English darts player

Carl Wilkinson (born 9 May 1984) is an English professional darts player who plays in Professional Darts Corporation (PDC) and World Darts Federation (WDF) events.

He attended UK Q-School in 2019, where he won a two-year Tour Card after finishing 2nd on the Order of Merit rankings.

==Career==
===2019===
Wilkinson made his PDC European Tour debut at the 2019 Gibraltar Darts Trophy. He defeated Home Nation Qualifier Justin Hewitt 6–3 before losing to 6th seed Daryl Gurney 6–4 in the second round.

===2020===
Wilkinson won Group 13 at the 2020 PDC Home Tour, with a 5–3 win over Matthew Edgar, a 5–1 win against Callan Rydz, and a 5–2 victory in his final group game against Steve Beaton.

===2023===
Wilkison was the runner-up at the 2023 British Classic. In the opening four rounds Wilkinson achieved 3 whitewash victories, with averages of 81.24 in victory against Tom Callaghan, 92.49 in defeating Andrew Brindon, 92.04 in a 4–1 win over Andrew Broll, and 87.13 in a 4–0 win against Dean Fitch before he defeated Jelle Klaasen 4–1 in the last 32, with Wilkinson averaging 91.44 to Klaasen’s 92.76. In the last 16 he defeated Thomas Gregory 4–2, Wilkinson then defeated Harry Lane 4–2, averaging 89.69, to reach the semi-finals. Wilkinson defeated Paul Mitchell 4–1 before being whitewashed by Luke Littler 5–0 in the final. Littler averaged 105.85 to Wilkinson’s 85.04.

===2024===
Wilkinson won the 2024 Isle of Man Open, defeating Deian Roberts 5–2 in the final.

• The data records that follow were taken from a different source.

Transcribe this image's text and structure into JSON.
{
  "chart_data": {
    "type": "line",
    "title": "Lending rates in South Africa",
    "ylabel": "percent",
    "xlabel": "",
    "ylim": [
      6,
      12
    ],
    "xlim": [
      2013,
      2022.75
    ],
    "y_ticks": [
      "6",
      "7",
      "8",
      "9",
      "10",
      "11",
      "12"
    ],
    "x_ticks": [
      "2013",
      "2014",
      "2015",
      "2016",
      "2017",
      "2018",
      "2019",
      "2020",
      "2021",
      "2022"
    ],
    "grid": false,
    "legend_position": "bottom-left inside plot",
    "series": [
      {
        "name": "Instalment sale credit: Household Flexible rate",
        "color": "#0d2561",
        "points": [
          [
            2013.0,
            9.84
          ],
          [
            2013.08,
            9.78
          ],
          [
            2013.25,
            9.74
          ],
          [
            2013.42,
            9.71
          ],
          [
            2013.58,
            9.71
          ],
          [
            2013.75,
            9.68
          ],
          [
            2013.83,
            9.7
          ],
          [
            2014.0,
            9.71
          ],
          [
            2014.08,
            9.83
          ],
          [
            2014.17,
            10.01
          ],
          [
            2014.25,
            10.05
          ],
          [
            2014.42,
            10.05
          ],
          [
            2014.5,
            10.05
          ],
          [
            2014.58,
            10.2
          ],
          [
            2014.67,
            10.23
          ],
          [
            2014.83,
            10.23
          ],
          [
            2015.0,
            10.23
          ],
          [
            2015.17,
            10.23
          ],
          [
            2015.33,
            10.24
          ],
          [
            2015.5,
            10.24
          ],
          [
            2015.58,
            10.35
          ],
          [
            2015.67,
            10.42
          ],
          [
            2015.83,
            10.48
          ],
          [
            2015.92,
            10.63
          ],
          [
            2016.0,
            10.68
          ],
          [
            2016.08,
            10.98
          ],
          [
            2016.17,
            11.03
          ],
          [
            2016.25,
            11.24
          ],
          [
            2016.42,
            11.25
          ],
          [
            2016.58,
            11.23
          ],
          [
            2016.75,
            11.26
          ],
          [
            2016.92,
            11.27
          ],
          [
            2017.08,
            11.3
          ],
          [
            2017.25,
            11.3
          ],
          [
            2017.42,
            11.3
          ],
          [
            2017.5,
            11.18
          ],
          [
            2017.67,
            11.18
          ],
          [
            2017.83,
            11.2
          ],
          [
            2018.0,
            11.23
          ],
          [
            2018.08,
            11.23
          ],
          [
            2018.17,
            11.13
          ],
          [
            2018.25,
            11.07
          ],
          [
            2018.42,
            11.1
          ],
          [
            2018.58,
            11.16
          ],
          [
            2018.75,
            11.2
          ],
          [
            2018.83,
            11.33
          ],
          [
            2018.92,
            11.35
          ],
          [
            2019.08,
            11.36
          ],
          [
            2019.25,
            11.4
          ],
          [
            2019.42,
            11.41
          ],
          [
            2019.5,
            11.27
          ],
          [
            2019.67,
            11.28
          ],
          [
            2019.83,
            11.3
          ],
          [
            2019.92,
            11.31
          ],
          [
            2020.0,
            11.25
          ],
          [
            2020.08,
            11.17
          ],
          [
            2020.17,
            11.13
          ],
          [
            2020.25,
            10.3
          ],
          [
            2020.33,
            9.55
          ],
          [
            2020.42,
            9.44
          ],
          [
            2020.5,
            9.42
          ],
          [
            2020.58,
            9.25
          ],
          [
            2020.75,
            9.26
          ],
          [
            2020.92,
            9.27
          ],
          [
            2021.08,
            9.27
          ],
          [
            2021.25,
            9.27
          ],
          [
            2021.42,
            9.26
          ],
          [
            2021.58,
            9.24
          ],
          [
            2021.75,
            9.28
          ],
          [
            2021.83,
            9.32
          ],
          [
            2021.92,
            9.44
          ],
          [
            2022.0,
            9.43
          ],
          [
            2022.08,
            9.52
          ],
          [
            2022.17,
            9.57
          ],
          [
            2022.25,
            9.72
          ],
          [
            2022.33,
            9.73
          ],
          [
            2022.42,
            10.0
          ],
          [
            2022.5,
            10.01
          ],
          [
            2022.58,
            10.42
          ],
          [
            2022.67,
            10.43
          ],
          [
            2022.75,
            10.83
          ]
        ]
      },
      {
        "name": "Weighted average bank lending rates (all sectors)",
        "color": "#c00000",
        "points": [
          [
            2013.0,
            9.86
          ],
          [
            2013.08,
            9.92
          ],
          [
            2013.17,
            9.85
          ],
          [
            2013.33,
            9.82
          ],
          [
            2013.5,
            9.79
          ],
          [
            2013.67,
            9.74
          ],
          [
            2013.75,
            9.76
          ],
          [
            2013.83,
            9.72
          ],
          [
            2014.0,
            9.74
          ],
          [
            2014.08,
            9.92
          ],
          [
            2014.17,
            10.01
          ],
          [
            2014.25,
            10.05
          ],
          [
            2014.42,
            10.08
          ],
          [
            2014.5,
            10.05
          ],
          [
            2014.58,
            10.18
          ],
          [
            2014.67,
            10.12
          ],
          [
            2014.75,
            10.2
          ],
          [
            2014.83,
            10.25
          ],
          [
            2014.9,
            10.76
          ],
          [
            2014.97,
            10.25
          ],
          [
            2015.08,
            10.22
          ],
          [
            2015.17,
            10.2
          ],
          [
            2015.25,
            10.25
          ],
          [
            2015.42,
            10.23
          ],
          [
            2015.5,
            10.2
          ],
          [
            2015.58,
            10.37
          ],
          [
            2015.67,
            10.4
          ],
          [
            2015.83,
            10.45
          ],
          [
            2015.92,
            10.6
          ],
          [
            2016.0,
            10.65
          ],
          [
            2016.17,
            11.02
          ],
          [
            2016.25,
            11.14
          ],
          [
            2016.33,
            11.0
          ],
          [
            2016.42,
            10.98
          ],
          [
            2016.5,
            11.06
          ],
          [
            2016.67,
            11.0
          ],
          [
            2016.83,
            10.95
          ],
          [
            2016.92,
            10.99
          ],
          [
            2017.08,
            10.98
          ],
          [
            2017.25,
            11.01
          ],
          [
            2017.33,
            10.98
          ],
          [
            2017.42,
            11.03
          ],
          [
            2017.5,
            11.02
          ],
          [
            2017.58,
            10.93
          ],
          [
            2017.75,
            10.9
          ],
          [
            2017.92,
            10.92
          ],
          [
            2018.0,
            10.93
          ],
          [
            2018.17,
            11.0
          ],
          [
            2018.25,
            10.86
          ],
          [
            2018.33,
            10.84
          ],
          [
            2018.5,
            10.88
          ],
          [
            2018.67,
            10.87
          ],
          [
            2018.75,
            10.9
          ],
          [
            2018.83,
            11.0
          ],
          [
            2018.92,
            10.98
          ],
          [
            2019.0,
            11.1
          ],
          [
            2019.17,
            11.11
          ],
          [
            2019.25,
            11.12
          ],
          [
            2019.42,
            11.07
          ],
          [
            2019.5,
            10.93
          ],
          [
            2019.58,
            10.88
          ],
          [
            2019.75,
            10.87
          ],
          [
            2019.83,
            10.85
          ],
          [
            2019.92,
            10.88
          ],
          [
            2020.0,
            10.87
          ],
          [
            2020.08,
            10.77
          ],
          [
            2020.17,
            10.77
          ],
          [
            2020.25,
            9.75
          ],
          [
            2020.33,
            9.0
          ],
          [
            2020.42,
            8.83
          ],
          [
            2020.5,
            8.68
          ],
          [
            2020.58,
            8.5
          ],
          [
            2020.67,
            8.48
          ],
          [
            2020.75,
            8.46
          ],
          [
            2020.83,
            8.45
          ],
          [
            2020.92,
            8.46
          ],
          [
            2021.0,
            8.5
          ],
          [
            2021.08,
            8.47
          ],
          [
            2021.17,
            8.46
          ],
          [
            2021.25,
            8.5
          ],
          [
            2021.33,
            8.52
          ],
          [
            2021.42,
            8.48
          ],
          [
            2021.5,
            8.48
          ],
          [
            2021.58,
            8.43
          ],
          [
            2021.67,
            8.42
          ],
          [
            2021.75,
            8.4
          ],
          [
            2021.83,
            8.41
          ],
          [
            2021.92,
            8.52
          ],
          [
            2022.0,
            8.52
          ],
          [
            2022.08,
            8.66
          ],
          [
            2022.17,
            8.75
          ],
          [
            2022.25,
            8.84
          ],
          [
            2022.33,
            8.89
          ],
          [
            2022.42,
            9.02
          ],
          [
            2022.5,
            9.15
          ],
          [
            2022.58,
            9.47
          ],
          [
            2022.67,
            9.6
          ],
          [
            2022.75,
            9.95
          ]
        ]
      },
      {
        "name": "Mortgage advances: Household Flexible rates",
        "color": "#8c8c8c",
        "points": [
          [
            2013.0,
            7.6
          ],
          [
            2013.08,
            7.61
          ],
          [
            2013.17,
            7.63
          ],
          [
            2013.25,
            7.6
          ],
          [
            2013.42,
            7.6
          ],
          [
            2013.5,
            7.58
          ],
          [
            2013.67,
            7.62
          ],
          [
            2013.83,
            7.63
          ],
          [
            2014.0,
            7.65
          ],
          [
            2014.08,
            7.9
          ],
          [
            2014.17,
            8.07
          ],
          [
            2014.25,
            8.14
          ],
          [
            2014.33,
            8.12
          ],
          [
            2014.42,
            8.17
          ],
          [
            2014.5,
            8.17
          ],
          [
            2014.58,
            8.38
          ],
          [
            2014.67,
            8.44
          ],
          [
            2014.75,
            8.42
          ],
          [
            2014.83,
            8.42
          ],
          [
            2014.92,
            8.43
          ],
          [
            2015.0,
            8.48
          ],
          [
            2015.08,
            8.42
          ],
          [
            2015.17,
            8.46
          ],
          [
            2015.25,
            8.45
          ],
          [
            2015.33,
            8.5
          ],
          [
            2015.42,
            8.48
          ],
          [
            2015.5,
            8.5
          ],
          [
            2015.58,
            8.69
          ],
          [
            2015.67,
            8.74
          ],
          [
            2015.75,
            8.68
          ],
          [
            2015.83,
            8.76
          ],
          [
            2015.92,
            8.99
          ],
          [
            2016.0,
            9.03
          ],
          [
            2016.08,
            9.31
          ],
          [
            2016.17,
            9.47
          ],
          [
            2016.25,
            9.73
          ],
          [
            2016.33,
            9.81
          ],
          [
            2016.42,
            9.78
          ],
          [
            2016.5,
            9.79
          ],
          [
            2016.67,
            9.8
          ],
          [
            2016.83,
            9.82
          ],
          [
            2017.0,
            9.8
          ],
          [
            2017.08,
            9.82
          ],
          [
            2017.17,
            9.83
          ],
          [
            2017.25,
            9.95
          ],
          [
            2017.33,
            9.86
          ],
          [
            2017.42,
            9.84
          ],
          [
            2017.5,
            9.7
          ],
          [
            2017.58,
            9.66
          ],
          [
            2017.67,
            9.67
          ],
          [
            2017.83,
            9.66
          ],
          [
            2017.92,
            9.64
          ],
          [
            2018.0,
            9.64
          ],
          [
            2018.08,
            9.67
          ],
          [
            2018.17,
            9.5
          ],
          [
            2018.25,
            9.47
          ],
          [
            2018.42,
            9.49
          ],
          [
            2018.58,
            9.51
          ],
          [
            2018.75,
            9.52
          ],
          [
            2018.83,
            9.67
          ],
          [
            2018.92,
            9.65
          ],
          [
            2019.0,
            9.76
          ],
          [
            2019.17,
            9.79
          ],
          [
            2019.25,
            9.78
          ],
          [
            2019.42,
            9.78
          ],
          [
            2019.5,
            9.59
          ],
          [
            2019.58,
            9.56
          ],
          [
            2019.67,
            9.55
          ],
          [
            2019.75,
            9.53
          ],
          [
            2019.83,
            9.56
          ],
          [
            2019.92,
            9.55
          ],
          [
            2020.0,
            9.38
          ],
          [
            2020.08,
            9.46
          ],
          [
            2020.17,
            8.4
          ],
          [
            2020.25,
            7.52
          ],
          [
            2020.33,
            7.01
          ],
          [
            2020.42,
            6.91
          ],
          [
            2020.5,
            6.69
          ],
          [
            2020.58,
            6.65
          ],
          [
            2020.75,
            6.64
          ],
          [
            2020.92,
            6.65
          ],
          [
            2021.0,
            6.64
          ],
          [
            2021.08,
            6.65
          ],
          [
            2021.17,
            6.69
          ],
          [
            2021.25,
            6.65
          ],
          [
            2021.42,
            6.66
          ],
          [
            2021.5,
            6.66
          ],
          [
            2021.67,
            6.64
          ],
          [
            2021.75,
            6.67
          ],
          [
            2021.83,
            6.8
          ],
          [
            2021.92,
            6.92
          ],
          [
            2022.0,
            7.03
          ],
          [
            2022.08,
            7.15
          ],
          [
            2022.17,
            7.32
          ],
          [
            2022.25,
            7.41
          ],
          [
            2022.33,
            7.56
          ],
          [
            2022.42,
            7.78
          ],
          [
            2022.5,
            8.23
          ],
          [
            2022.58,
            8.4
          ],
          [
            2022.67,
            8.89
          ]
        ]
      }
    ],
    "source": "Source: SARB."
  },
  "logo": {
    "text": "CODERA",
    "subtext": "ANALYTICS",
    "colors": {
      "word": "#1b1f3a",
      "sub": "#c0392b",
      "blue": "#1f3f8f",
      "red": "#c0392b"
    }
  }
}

Wilkinson also won the 2024 British Open. He defeated Karl Corcoran 4–2 in the last 32, then Lewis Pride 4–3, in a deciding leg, Andy Harland 4–1, and Henry Coates 4–2 to reach the final. In the final he won 5–2 against Jim McEwan, Wilkinson averaged 94.89.

He was the runner-up at the 2024 Welsh Classic, losing to Cliff Prior 5–2 in the final.

He reached the last 64 of the 2024 World Masters, winning all 4 of his games in Group AU, then defeating Tom Smith 5–2, before losing to Andreas Harrysson, who averaged 99.12, 5–4 in a deciding leg.

Wilkinson qualified for the 2024 WDF World Darts Championship at the Lakeside Country Club virtue of being ranked 17th on their World Championship rankings race. He was drawn to play Jacob Taylor in the first round, who he whitewashed 2–0 in sets. The vandalism of his Wikipedia article was mentioned in the commentary during the game, with the commentators attributing the edits to Scott Waites.